Coaching and Coding
I've been coaching my daughter's soccer team for more 3 and a half years now - 7 seasons in total.
We're just hours away from her first first game for the fall season and I've been struck with an epiphany: coaching is very much like coding.
For the last month we've been hard at work making sure we cover the basic requirements, and wrap things up with test scenarios.
As we grew more confident that we'd covered the happy paths, we focused on edge cases and broadened our test suite.
We've made a lot of assumptions about the depths of what we should cover - but, given the set schedule and hard deadline, we did the best we could in the time we had.
And now, we're ready to deploy into production. Or...maybe we aren't ready and we'll find out.
But ultimately, as any good coder knows: if things fail, they should fail gracefully. When things go wrong, we'll be learn from it, build on the experience, and continue to iterate. We've set ourselves up to fail-forward.
The truth is, the first game is usually rough. For both sides, generally - but one side may struggle more. When they're young kids, it takes a moment to adjust from practice-mode to game-mode. One of my favorite moments as a coach is when you see things "click" for the team. All the drills, all the reminders about where to stand, where to run, when to communicate, what to communicate - suddenly make sense, and they start functioning as a collective, as a team.
Coaching isn't just like coding. It's like management too. In fact, any good manager should see themselves exactly as a coach. Your success as a coach is determined by the autonomy of your team during the game.
If they're still looking to you for the basics, if you've failed.
If they're covering the basics, but you have to step in to help them adapt and adjust, you're doing ok - but you're still too invovled.
If they're covering the basics, adapting as needed, but you help coordinate - you're doing much better, but there's still work to be done.
When the team is covering the basics, adapting, and coordinating with each other - that's when you're successful.

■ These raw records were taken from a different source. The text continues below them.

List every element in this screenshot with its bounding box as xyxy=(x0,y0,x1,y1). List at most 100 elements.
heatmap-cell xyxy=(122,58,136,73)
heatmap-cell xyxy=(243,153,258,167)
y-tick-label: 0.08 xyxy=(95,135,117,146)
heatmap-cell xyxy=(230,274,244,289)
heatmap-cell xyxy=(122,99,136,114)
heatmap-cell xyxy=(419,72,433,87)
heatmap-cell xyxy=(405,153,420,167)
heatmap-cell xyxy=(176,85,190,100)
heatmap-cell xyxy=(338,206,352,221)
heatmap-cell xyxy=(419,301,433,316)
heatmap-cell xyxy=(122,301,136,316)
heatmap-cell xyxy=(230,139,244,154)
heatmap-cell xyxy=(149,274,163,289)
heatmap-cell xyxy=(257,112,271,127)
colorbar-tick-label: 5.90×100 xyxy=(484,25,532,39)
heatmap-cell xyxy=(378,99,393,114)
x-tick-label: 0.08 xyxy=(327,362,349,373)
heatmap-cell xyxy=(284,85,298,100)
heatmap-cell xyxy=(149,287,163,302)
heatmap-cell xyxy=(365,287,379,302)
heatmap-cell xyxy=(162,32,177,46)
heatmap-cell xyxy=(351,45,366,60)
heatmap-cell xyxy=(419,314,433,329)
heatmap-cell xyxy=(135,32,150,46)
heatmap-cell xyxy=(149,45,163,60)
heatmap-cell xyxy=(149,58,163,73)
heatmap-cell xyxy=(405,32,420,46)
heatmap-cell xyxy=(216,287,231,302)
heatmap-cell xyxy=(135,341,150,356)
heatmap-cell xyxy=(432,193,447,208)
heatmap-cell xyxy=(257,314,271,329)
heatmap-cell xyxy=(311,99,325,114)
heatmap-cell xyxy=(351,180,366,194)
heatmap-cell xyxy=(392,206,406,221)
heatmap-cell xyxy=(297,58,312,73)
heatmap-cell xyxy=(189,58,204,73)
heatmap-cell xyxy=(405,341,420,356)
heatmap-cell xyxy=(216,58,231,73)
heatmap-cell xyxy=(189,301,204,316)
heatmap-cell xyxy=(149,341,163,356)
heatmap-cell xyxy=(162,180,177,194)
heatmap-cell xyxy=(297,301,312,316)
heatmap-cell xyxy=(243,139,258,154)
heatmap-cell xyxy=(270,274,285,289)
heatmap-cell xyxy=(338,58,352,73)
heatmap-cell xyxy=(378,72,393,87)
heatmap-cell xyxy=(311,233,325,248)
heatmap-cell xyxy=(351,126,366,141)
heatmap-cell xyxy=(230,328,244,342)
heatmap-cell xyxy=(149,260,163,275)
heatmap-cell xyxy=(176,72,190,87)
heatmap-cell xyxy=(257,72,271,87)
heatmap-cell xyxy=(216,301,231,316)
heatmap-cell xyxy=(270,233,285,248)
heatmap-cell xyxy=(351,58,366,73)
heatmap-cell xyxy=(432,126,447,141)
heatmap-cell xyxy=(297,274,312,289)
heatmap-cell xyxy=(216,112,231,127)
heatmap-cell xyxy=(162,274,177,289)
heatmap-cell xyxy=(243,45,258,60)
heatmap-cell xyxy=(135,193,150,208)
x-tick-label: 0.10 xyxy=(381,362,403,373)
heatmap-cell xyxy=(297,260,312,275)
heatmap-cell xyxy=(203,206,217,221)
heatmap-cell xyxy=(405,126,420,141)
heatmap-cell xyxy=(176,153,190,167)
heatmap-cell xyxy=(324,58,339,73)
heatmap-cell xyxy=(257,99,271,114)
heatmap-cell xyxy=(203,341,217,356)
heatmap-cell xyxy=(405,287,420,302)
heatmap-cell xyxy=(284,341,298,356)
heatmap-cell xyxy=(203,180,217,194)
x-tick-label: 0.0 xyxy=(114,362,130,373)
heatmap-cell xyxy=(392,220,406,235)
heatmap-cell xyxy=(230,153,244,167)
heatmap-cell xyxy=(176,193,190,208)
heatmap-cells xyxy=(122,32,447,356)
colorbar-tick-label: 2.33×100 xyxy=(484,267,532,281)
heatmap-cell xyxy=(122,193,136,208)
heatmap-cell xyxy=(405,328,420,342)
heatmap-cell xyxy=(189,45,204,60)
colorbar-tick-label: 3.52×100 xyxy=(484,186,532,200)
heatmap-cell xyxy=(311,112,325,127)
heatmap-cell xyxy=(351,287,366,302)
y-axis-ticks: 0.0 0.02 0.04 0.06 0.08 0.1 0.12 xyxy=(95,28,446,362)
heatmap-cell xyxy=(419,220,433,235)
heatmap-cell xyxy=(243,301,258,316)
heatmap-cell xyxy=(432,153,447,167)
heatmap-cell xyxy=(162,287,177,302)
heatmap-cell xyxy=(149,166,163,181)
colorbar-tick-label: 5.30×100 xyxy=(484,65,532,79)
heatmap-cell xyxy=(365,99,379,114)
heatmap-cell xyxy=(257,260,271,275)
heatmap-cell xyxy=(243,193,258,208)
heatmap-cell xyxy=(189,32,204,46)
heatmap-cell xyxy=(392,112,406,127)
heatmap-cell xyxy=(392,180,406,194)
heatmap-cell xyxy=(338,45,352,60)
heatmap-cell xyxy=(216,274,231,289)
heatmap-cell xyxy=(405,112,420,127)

You've created a self-organizing team, and given them the tools to make you largely redundant.
Redundancy isn't a bad thing. Redundancy means you've created capacity. Managers turn to leaders when when they start looking at how to use that capacity. What problems are tackled - and how do you address it such that you're building the same redundancy that creates more capacity.
Rinse and repeat.
I started this about the similarities between coaching and coding and turned this into a post about management, because at the root of all these is the same question: Are you focused on the superficial output (Winning games, writing amazing code, organizing a team) or are you focused on impactful outcomes (empowering team members, building the right product, making work easier)?